The Double Movement’s Continuum

Thursday, 19 July 2018: 17:45
Oral Presentation
Tijo SALVERDA, University of Cologne, Germany
Karl Polanyi’s double movement continues to provide a useful concept for understanding different forces in the organisation of capitalism, even though he himself was relatively pessimistic about the successes of the countermovement. In reality, outcomes appear more varied and often less apocalyptic than Polanyi envisioned. To better understand the limits and potential for transforming capitalism, I argue that portraying the double movement as a stark dichotomy between market representatives and its countermovement may not be very helpful. Instead, the double movement is often a continuum from pro-market fundamentalists, to more liberal market representatives, to actors that are only marginally critical of market society, to the fiercest anti-capitalist critics. To understand (the lack of) transformation, it is important to acknowledge the varieties and interactions within and between actors on the different sides.
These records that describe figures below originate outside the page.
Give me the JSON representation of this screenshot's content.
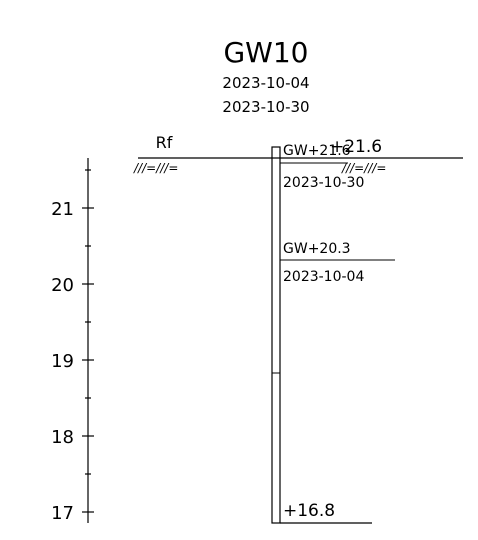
{
  "header": {
    "title": "GW10",
    "date_start": "2023-10-04",
    "date_end": "2023-10-30"
  },
  "surface": {
    "label": "Rf",
    "elevation_label": "+21.6"
  },
  "axis": {
    "tick_labels": [
      "21",
      "20",
      "19",
      "18",
      "17"
    ]
  },
  "groundwater": [
    {
      "label": "GW+21.6",
      "date": "2023-10-30",
      "elevation": 21.6
    },
    {
      "label": "GW+20.3",
      "date": "2023-10-04",
      "elevation": 20.3
    }
  ],
  "bottom": {
    "label": "+16.8",
    "elevation": 16.8
  },
  "hatch_symbol": "///=///="
}
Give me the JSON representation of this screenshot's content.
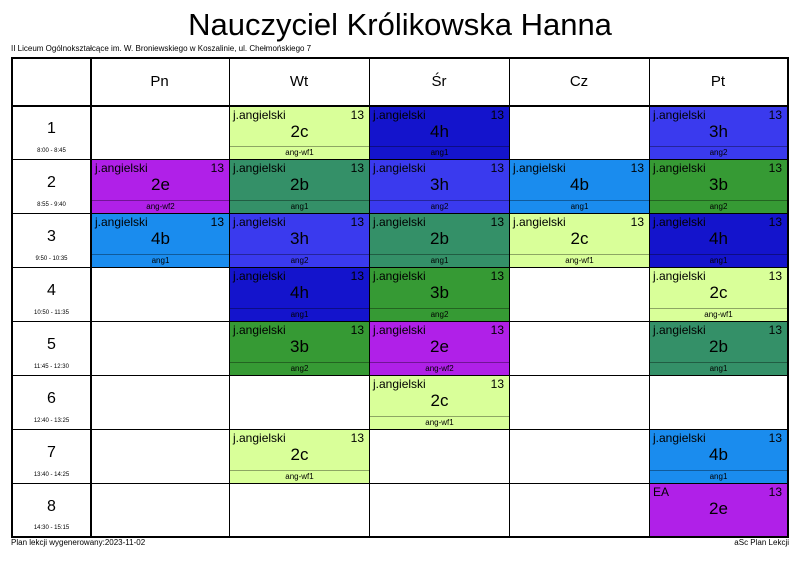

Starting from my research on large-scale land acquisition in the Global South, yet also discussing many other expressions of market society, I argue that to explain outcomes we have to particularly include the (potential) impact of ‘extreme’ forces on both sides of the continuum – i.e. market fundamentalists and anti-capitalist critics. These forces may often not accomplish their aims, yet due to their vocal presence they may pull outcomes towards more or less equal distribution. In a strict sense, Marx’s and Hayek’s hopes may not have become realities, yet they have strongly influenced past and current realities of capitalism. With Hayekian thinking having the upper hand in recent decades, transformation will accordingly only come from fierce opposition able to persuade large parts of the continuum of letting capitalism work for the many and not for the few. This opposition, I furthermore argue, needs continuous attention, because countering capitalism will probably always remain ambiguous and unfinished – yet we may nevertheless accomplish fairer outcomes than we currently do.